Há no início destes ‘Fantasmas de Ismael’ uma curiosa referência à pintura de Jackson Pollock, em que um jornalista soviético argumentava o lado ‘figurativo’ do pintor americano de via fortemente expressionista. É que segundo o russo, existiam diversos quadros destro daquele emaranhado de formas. Seguramente uma pista, ou manuel de instruções, para entrar dentro deste filme, onde fantasmas regressam dos mortos, diplomatas são confrontados com decisões eventos de verdadeiros filmes de espionagem e um realizador procura dar forma ao turbilhão de ideias difusas.
Arnaud Desplechin, habitué do concurso da Palma de Ouro, desde La Sentinelle, em 1992, apesar do seu anterior filme, Três Recordações da Minha Juventude, ter sido relegado para a secção paralela da Quinzena dos Realizadores, com um bruá de protesto da imprensa, regressa a Cannes, mas para a sessão de abertura da 70ª edição do festival. Para quem admirou o filme – pois a receção da sessão de imprensa não foi unânime – seria uma boa escolha com um filme francês que esboça uma espécie de quadro polockiano das muitas referências e reverências de Desplechin, numa espécie de filme mosaico; para quem não gostou, fica um exercício “auto complacente”, onde nem sequer a presença de Marion Cotillard o salva.
É claro que o que sobra em ambição desmedida em colocar a filigrana de quadros e referências (e reverências) acaba por criar também um filme bem mais modesto em que as várias personagens desta espécie de mosaico parecem procurar o seu corpo, pois permanecem desgarrados num mundo em que não pertencem verdadeiramente. Como Marion Cotillard, regressada do mundo dos vivos para alterar a já de si turbulenta vida do cineasta irascível (Mathieu Almaric, que vem a Cannes também com o seu novo projeto como realizador, Barbara, na secção Un Certain Regard), como também a tímida astrofísica defendida por Charlotte Gainsbourg ou até o diplomata “por correspondência” com o à vontade de Louis Garrel, que protagoniza um filme dentro do filme.

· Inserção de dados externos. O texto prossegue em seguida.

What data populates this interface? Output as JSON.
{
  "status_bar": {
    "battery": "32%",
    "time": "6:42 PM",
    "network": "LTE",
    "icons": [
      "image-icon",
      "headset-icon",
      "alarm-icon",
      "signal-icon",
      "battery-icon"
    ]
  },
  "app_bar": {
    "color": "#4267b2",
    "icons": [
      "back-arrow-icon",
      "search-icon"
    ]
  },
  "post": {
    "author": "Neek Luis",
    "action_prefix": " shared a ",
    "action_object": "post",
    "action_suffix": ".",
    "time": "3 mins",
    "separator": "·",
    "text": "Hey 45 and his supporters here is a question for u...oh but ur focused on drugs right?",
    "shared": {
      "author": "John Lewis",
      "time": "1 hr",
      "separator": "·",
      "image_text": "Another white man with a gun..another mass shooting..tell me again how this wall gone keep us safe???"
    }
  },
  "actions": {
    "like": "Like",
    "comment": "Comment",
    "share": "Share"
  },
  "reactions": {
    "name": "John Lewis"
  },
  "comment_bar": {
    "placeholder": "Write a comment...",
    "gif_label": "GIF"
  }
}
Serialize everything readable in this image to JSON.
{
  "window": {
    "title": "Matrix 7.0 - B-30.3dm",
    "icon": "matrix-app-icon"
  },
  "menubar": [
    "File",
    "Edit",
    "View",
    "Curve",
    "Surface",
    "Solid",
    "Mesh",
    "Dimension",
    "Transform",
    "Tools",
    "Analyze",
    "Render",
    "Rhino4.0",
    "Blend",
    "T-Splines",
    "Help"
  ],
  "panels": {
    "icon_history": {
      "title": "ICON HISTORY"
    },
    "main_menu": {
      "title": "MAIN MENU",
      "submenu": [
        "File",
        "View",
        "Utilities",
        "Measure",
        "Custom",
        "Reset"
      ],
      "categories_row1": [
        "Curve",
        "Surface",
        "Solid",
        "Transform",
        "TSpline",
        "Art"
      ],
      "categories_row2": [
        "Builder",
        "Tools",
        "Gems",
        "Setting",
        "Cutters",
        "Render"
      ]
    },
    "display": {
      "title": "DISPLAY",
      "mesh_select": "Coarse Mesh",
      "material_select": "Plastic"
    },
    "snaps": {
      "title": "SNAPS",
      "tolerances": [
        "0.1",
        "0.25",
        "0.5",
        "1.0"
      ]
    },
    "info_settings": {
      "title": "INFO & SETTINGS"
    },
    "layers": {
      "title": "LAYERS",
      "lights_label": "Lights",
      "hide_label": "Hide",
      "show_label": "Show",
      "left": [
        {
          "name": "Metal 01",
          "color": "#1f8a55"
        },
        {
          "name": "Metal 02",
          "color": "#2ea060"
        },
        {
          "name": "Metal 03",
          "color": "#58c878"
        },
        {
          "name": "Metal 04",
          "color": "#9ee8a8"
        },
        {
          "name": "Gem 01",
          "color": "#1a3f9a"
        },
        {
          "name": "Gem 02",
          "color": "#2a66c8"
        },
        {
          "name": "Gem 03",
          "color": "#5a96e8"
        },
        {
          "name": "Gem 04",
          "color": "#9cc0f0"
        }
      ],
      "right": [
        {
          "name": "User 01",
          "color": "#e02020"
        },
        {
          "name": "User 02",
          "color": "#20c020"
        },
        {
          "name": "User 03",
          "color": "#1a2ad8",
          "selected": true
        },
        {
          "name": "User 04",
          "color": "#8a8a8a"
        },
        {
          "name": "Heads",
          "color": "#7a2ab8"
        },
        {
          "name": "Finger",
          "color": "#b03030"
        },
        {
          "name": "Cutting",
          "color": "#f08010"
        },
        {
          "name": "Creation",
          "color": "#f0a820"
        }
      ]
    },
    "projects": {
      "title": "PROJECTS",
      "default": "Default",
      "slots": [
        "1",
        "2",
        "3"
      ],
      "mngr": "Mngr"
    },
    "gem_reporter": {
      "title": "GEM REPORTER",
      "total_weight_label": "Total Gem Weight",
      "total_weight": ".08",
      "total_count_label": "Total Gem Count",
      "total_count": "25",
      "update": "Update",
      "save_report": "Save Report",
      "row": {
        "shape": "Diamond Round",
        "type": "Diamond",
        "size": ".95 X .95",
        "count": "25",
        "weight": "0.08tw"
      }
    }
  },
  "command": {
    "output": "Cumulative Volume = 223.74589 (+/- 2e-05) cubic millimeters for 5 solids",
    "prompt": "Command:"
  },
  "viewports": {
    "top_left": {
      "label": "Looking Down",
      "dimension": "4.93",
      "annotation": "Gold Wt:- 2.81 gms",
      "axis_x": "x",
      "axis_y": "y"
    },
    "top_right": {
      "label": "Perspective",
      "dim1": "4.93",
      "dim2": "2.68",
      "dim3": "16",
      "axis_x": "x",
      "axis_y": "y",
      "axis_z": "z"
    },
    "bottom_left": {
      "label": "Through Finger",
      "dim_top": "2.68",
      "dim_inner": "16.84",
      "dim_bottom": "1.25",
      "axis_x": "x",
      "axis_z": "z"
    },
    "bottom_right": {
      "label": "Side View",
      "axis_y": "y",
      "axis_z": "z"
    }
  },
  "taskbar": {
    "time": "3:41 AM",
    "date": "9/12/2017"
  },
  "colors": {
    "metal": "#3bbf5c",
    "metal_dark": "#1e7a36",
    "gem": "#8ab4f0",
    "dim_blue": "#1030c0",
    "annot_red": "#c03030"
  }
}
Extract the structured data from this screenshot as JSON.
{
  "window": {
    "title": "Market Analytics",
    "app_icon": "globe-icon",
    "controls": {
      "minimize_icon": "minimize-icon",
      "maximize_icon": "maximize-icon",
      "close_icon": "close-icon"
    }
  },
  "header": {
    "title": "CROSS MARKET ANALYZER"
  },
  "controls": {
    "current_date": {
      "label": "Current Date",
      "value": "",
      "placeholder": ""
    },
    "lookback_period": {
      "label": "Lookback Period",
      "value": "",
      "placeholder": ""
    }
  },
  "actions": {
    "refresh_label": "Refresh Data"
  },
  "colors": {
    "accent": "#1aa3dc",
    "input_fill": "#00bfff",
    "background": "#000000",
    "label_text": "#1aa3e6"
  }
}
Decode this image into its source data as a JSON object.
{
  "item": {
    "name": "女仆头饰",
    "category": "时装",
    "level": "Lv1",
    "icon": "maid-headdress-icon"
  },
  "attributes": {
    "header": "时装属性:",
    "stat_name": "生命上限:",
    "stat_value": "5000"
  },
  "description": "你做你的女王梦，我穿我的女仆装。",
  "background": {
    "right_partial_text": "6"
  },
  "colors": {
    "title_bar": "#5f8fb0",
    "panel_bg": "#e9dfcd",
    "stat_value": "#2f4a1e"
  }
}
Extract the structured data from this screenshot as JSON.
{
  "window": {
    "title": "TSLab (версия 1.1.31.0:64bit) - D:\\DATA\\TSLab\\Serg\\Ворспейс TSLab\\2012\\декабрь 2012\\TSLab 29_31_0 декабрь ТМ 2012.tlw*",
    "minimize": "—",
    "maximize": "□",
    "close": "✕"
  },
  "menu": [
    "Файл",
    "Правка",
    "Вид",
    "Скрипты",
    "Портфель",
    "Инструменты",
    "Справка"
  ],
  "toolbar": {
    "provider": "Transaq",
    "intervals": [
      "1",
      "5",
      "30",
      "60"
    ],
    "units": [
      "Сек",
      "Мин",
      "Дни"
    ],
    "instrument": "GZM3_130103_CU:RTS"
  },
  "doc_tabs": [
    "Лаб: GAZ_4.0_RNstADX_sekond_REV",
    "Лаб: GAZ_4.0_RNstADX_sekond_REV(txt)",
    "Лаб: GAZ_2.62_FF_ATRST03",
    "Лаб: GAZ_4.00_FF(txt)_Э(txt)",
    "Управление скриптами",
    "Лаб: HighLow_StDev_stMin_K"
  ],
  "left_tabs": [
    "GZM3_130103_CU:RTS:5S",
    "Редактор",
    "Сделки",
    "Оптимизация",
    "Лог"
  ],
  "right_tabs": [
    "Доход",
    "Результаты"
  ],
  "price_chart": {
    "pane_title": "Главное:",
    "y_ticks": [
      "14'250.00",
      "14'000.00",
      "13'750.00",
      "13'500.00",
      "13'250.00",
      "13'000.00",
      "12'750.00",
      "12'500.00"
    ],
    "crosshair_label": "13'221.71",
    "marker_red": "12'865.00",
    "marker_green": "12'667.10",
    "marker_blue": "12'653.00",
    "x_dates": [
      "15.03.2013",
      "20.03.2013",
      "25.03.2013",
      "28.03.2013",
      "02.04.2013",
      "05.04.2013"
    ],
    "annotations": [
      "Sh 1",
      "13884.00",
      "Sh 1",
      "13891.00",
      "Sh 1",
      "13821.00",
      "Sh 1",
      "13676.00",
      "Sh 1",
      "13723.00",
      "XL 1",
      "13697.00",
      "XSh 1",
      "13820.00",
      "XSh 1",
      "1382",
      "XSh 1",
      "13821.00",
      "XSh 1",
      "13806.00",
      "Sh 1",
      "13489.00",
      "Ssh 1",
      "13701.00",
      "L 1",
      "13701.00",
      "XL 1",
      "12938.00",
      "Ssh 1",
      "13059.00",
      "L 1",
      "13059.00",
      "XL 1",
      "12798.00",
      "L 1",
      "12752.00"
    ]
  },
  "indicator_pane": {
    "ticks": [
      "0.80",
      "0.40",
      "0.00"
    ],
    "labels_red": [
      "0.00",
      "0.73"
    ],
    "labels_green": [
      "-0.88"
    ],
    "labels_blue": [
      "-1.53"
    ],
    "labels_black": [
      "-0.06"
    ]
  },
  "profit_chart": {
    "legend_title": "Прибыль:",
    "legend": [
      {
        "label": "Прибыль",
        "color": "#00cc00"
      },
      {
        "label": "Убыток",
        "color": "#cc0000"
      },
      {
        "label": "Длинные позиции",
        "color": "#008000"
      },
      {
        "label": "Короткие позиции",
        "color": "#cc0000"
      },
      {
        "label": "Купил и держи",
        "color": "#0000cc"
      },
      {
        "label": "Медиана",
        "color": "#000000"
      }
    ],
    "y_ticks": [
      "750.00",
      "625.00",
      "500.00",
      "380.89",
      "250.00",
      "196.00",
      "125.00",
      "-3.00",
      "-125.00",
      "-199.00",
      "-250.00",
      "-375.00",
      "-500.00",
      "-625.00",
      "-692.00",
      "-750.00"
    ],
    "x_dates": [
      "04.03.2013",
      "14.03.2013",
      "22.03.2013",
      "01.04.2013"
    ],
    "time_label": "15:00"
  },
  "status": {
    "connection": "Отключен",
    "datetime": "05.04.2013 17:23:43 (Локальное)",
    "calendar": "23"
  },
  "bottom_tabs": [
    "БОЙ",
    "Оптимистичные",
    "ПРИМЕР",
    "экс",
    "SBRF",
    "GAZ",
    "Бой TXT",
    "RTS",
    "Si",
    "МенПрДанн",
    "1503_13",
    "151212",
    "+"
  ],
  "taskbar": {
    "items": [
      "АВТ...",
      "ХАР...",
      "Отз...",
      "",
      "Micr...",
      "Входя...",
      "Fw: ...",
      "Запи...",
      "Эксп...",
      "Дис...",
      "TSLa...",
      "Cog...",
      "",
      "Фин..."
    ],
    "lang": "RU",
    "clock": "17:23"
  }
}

Quando descreveu o projeto a um amigo, Arnaud disse que tinha “inventado uma pilha de retratos de ficção que estilhaçava no ecrã”. São filmes, são romances, é um bom pedaço de história (ou histórias), mas não há propriamente esse estilhaçar no ecrã, mas antes um filme interessante, um filme dentro de filme, como uma boneca russa, que se fixa pela paciência e continuidade do olhar. Se é ou não como Pollock, isso é outra coisa.